Sung-Jun Lee I would not say that ANY type is ALWAYS inappropriate. But this depends heavily on the surrounding conditions, e.g. how rigorous are you able to control covariables. There may be situations, where it is possible to control nearly all other effects, so that you can see the "true" effect. On the other hand, if this effect would be so clear, you do not need inferential statistics. My points/personal opinion:
1) it is problematic to use small samples, even if you expect large effects and power analysis suggested it. This is because small samples are very sensitive to single deviating values and I would not expect to get an absolutely well behaved sample with real world data.

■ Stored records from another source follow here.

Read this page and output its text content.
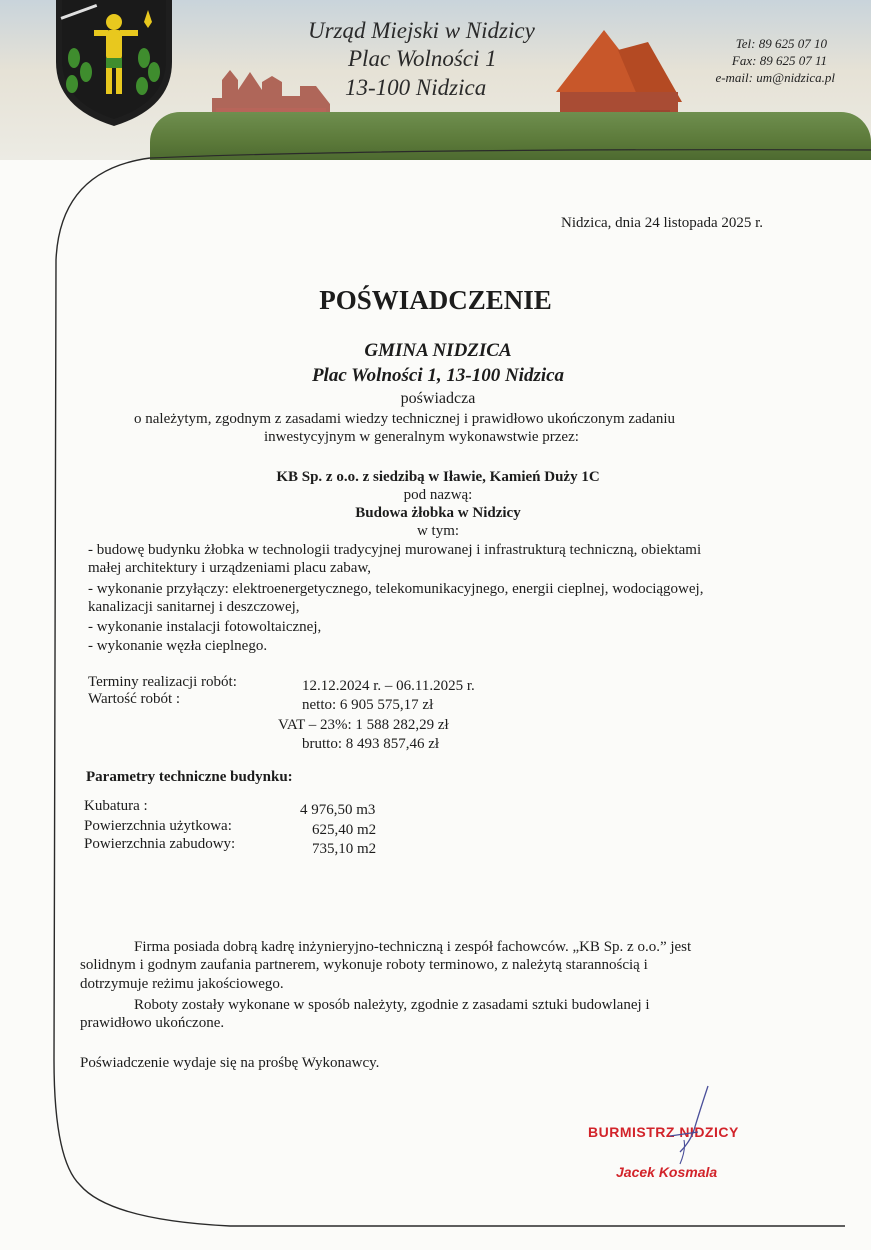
Urząd Miejski w Nidzicy
Plac Wolności 1
13-100 Nidzica
Tel: 89 625 07 10
Fax: 89 625 07 11
e-mail: um@nidzica.pl
Nidzica, dnia 24 listopada 2025 r.
POŚWIADCZENIE
GMINA NIDZICA
Plac Wolności 1, 13-100 Nidzica
poświadcza
o należytym, zgodnym z zasadami wiedzy technicznej i prawidłowo ukończonym zadaniu
inwestycyjnym w generalnym wykonawstwie przez:
KB Sp. z o.o. z siedzibą w Iławie, Kamień Duży 1C
pod nazwą:
Budowa żłobka w Nidzicy
w tym:
- budowę budynku żłobka w technologii tradycyjnej murowanej i infrastrukturą techniczną, obiektami
małej architektury i urządzeniami placu zabaw,
- wykonanie przyłączy: elektroenergetycznego, telekomunikacyjnego, energii cieplnej, wodociągowej,
kanalizacji sanitarnej i deszczowej,
- wykonanie instalacji fotowoltaicznej,
- wykonanie węzła cieplnego.
Terminy realizacji robót:	12.12.2024 r. – 06.11.2025 r.
Wartość robót :	netto: 6 905 575,17 zł
VAT – 23%: 1 588 282,29 zł
brutto: 8 493 857,46 zł
Parametry techniczne budynku:
Kubatura :	4 976,50 m3
Powierzchnia użytkowa:	625,40 m2
Powierzchnia zabudowy:	735,10 m2
Firma posiada dobrą kadrę inżynieryjno-techniczną i zespół fachowców. „KB Sp. z o.o.” jest
solidnym i godnym zaufania partnerem, wykonuje roboty terminowo, z należytą starannością i
dotrzymuje reżimu jakościowego.
Roboty zostały wykonane w sposób należyty, zgodnie z zasadami sztuki budowlanej i
prawidłowo ukończone.
Poświadczenie wydaje się na prośbę Wykonawcy.
BURMISTRZ NIDZICY
Jacek Kosmala
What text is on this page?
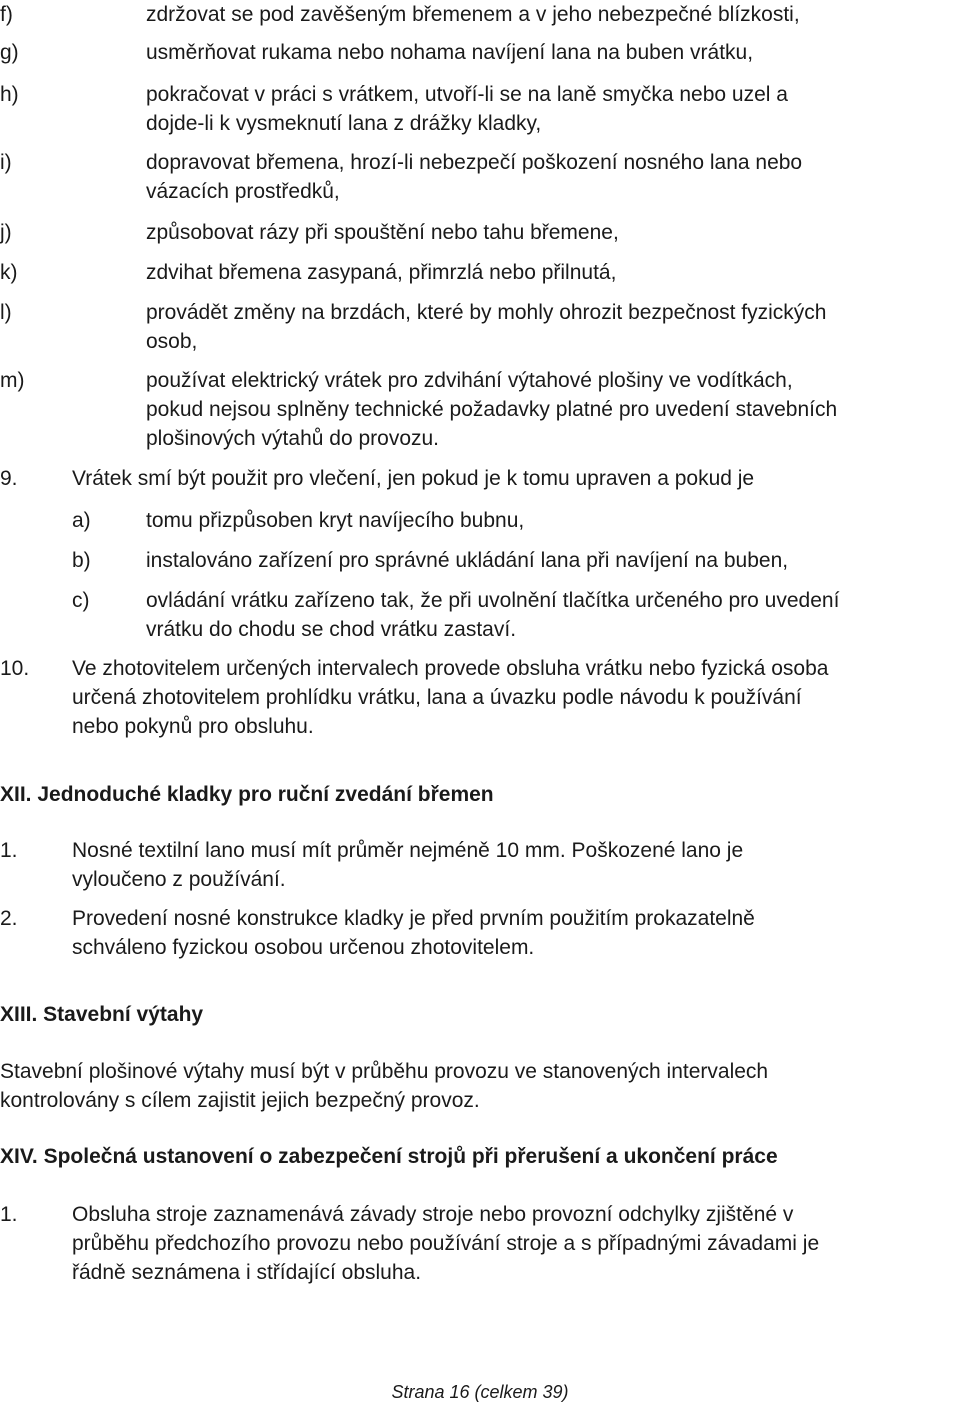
f)	zdržovat se pod zavěšeným břemenem a v jeho nebezpečné blízkosti,
g)	usměrňovat rukama nebo nohama navíjení lana na buben vrátku,
h)	pokračovat v práci s vrátkem, utvoří-li se na laně smyčka nebo uzel a
dojde-li k vysmeknutí lana z drážky kladky,
i)	dopravovat břemena, hrozí-li nebezpečí poškození nosného lana nebo
vázacích prostředků,
j)	způsobovat rázy při spouštění nebo tahu břemene,
k)	zdvihat břemena zasypaná, přimrzlá nebo přilnutá,
l)	provádět změny na brzdách, které by mohly ohrozit bezpečnost fyzických
osob,
m)	používat elektrický vrátek pro zdvihání výtahové plošiny ve vodítkách,
pokud nejsou splněny technické požadavky platné pro uvedení stavebních
plošinových výtahů do provozu.
9.	Vrátek smí být použit pro vlečení, jen pokud je k tomu upraven a pokud je
a)	tomu přizpůsoben kryt navíjecího bubnu,
b)	instalováno zařízení pro správné ukládání lana při navíjení na buben,
c)	ovládání vrátku zařízeno tak, že při uvolnění tlačítka určeného pro uvedení
vrátku do chodu se chod vrátku zastaví.
10. Ve zhotovitelem určených intervalech provede obsluha vrátku nebo fyzická osoba
určená zhotovitelem prohlídku vrátku, lana a úvazku podle návodu k používání
nebo pokynů pro obsluhu.
XII. Jednoduché kladky pro ruční zvedání břemen
1.	Nosné textilní lano musí mít průměr nejméně 10 mm. Poškozené lano je
vyloučeno z používání.
2.	Provedení nosné konstrukce kladky je před prvním použitím prokazatelně
schváleno fyzickou osobou určenou zhotovitelem.
XIII. Stavební výtahy
Stavební plošinové výtahy musí být v průběhu provozu ve stanovených intervalech
kontrolovány s cílem zajistit jejich bezpečný provoz.
XIV. Společná ustanovení o zabezpečení strojů při přerušení a ukončení práce
1.	Obsluha stroje zaznamenává závady stroje nebo provozní odchylky zjištěné v
průběhu předchozího provozu nebo používání stroje a s případnými závadami je
řádně seznámena i střídající obsluha.
Strana 16 (celkem 39)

2) There are no magical, statistical tricks that you will get extra information out of small samples. Non-parametric tests have their own assumptions and are not a 1:1 analogue to parametric tests. A MW-U-test does simply not test the same hypotheses as a t-test. Therefore, it is problematic to suggest it as an alternative, if "something is wrong" (e.g. distributional assumptions). If this would be the case, we would use it in the first place, wouldn't we?

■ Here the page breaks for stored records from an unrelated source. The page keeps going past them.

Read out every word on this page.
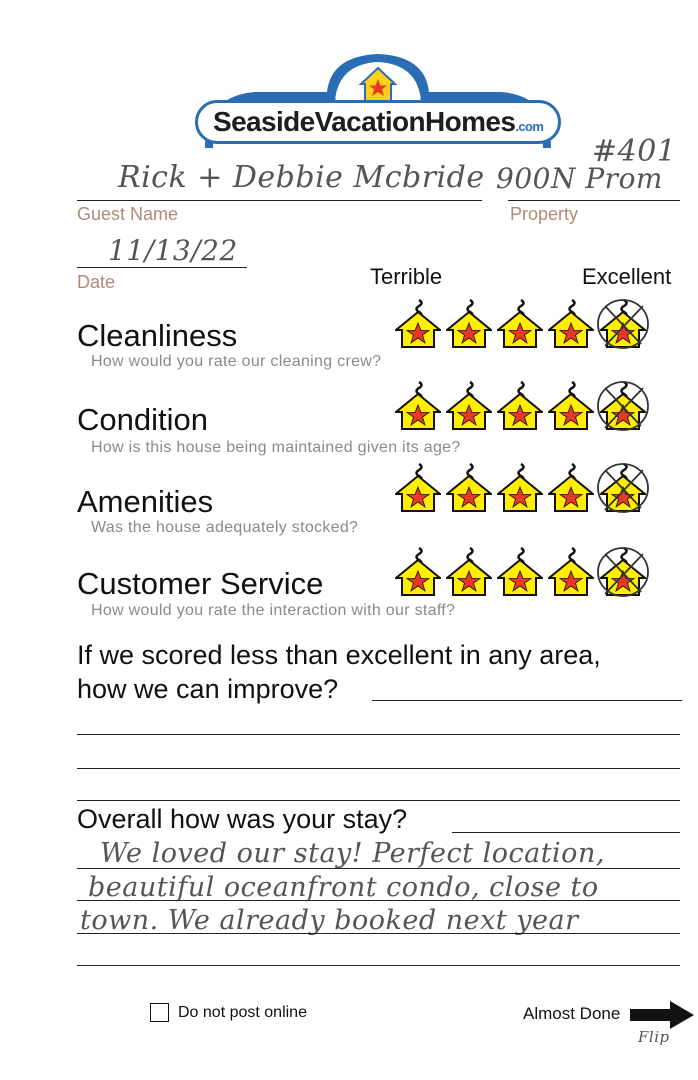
SeasideVacationHomes.com
#401
Rick + Debbie Mcbride 900N Prom
Guest Name	Property
11/13/22
Date	Terrible	Excellent
Cleanliness
How would you rate our cleaning crew?
Condition
How is this house being maintained given its age?
Amenities
Was the house adequately stocked?
Customer Service
How would you rate the interaction with our staff?
If we scored less than excellent in any area,
how we can improve?
Overall how was your stay?
We loved our stay! Perfect location,
beautiful oceanfront condo, close to
town. We already booked next year
Do not post online	Almost Done
Flip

3) We should not only rely on the inferential statistics and its parameters. Plot the data and understand what is going on. If you have a sample size of of n1=n2=7, but the plots of the data look reasonable and well behaved, there is nothing wrong with an inferential test, although you should not expect a high power.
4) The point of visual inspection holds especially to check assumptions. The problem with tests like KS or SW to test normality is explained above. Additionally, they wont tell you where the problem is. A histogram and QQ plots will show you if the basic distributional assumption is reasonable and maybe single outliers deviate (use robust tests for example in that case) or if the distribution is totally off and you should use a completely different model (e.g. generalized linear model like Poisson regression).
P.S.: in case of small samples, Bayesian approaches may be viable, IF you have quite strong and reasonable prior information, which you can incorporate into the model. Uninformed or vague priors wouln't help here either.
Rainer Duesing thanks for the detailed information, I already had considered before what you already explained and for this situation Sung-Jun Lee suggestion was more applicable and practical and steps 1-4 was enough, and also was the similar steps to what I already had applied.
Mylene Klaus If the purpose of your question is only for a pilot study, then it seems fine. However, using your results from this experiment directly for publication may not be acceptable due to your small sample size.